Reasons Pentest is inevitable for invisible security
Technology and hacking trends, Martin Jartelius, CSO Outpost24
- As GDPR continues to gain momentum, we will see a perceived rise in the number of reported breaches. However, we will be uncertain if this should be attributed to an increase breach disclosure or an increase in actual breaches, or that breaches against personal data have become financially attractive.
- Everyone will need a security expert. Everyone will need a team of application security specialists. But they can’t have them, because “the market” is drained and companies will continue to struggle with finding skilled security staff. This gives rise to the proliferation of MSSPs and consultancies, but also a shift to focus on usability and decision support in security technology, enabling non-security experts to make educated decisions based on advice by their support systems.
- Organizations will keep talking about defense in depth but keep building a wall around their perimeter and leaving a very soft network inside.

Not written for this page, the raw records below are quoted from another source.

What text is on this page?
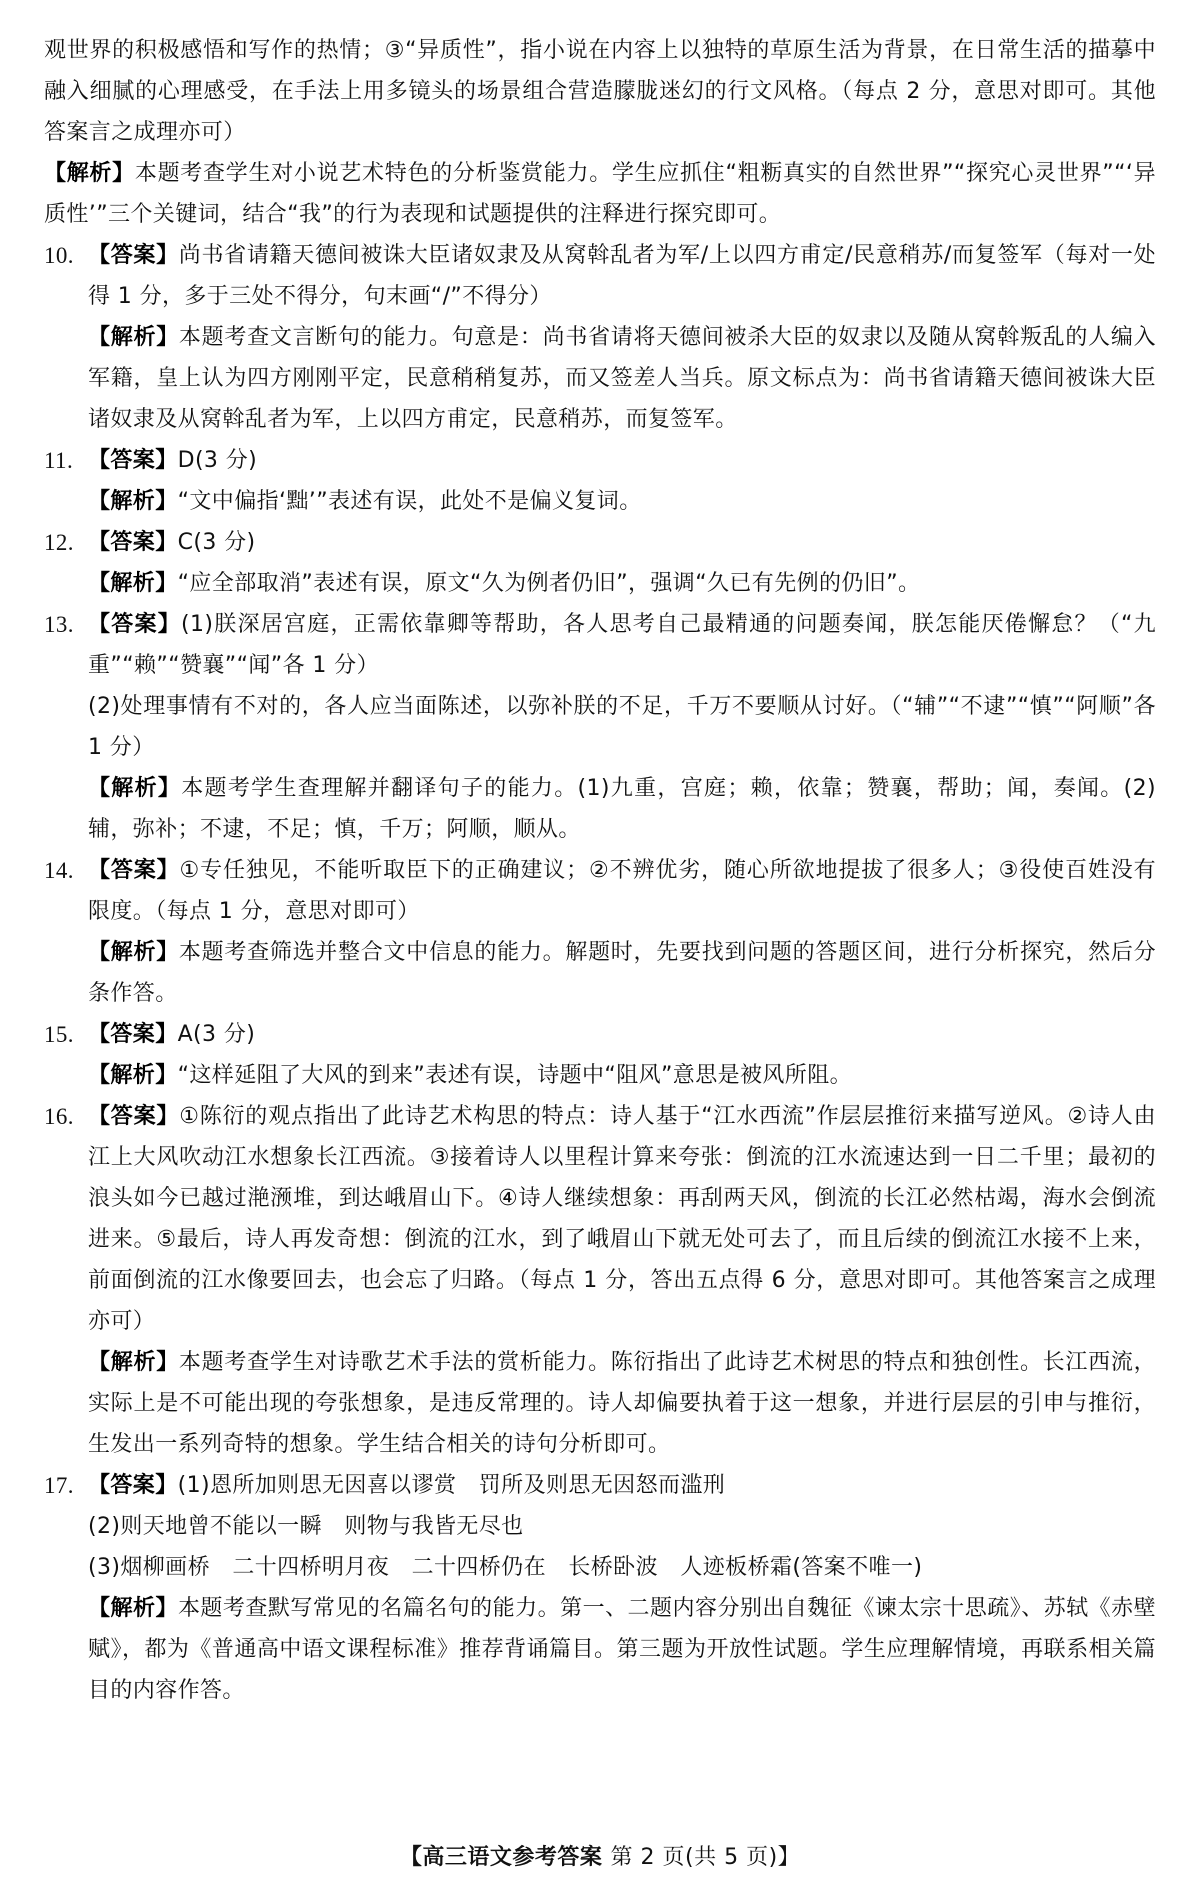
观世界的积极感悟和写作的热情；③“异质性”，指小说在内容上以独特的草原生活为背景，在日常生活的描摹中融入细腻的心理感受，在手法上用多镜头的场景组合营造朦胧迷幻的行文风格。（每点 2 分，意思对即可。其他答案言之成理亦可）

【解析】本题考查学生对小说艺术特色的分析鉴赏能力。学生应抓住“粗粝真实的自然世界”“探究心灵世界”“‘异质性’”三个关键词，结合“我”的行为表现和试题提供的注释进行探究即可。

10. 【答案】尚书省请籍天德间被诛大臣诸奴隶及从窝斡乱者为军/上以四方甫定/民意稍苏/而复签军（每对一处得 1 分，多于三处不得分，句末画“/”不得分）

【解析】本题考查文言断句的能力。句意是：尚书省请将天德间被杀大臣的奴隶以及随从窝斡叛乱的人编入军籍，皇上认为四方刚刚平定，民意稍稍复苏，而又签差人当兵。原文标点为：尚书省请籍天德间被诛大臣诸奴隶及从窝斡乱者为军，上以四方甫定，民意稍苏，而复签军。

11. 【答案】D(3 分)

【解析】“文中偏指‘黜’”表述有误，此处不是偏义复词。

12. 【答案】C(3 分)

【解析】“应全部取消”表述有误，原文“久为例者仍旧”，强调“久已有先例的仍旧”。

13. 【答案】(1)朕深居宫庭，正需依靠卿等帮助，各人思考自己最精通的问题奏闻，朕怎能厌倦懈怠？（“九重”“赖”“赞襄”“闻”各 1 分）

(2)处理事情有不对的，各人应当面陈述，以弥补朕的不足，千万不要顺从讨好。（“辅”“不逮”“慎”“阿顺”各 1 分）

【解析】本题考学生查理解并翻译句子的能力。(1)九重，宫庭；赖，依靠；赞襄，帮助；闻，奏闻。(2)辅，弥补；不逮，不足；慎，千万；阿顺，顺从。

14. 【答案】①专任独见，不能听取臣下的正确建议；②不辨优劣，随心所欲地提拔了很多人；③役使百姓没有限度。（每点 1 分，意思对即可）

【解析】本题考查筛选并整合文中信息的能力。解题时，先要找到问题的答题区间，进行分析探究，然后分条作答。

15. 【答案】A(3 分)

【解析】“这样延阻了大风的到来”表述有误，诗题中“阻风”意思是被风所阻。

16. 【答案】①陈衍的观点指出了此诗艺术构思的特点：诗人基于“江水西流”作层层推衍来描写逆风。②诗人由江上大风吹动江水想象长江西流。③接着诗人以里程计算来夸张：倒流的江水流速达到一日二千里；最初的浪头如今已越过滟滪堆，到达峨眉山下。④诗人继续想象：再刮两天风，倒流的长江必然枯竭，海水会倒流进来。⑤最后，诗人再发奇想：倒流的江水，到了峨眉山下就无处可去了，而且后续的倒流江水接不上来，前面倒流的江水像要回去，也会忘了归路。（每点 1 分，答出五点得 6 分，意思对即可。其他答案言之成理亦可）

【解析】本题考查学生对诗歌艺术手法的赏析能力。陈衍指出了此诗艺术树思的特点和独创性。长江西流，实际上是不可能出现的夸张想象，是违反常理的。诗人却偏要执着于这一想象，并进行层层的引申与推衍，生发出一系列奇特的想象。学生结合相关的诗句分析即可。

17. 【答案】(1)恩所加则思无因喜以谬赏　罚所及则思无因怒而滥刑

(2)则天地曾不能以一瞬　则物与我皆无尽也

(3)烟柳画桥　二十四桥明月夜　二十四桥仍在　长桥卧波　人迹板桥霜(答案不唯一)

【解析】本题考查默写常见的名篇名句的能力。第一、二题内容分别出自魏征《谏太宗十思疏》、苏轼《赤壁赋》，都为《普通高中语文课程标准》推荐背诵篇目。第三题为开放性试题。学生应理解情境，再联系相关篇目的内容作答。

【高三语文参考答案 第 2 页(共 5 页)】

- As technical security measures continue to make it harder to breach organisations, phishing will continue to rise, and organizations will keep claiming user responsibility for insecurity and gullibility as the problem, however it will still be down to not hardening workstations and internal networks.
- We will see an increased focus on supply chain breaches in web applications due to the substantial success of those attacks in the last year. These attacks differ from normal supply chain attacks as instead of targeting code in the manufacturing line, as components are loaded cross domain and across organizations, the website security or large organizations will be broken based on their dependency on small organization.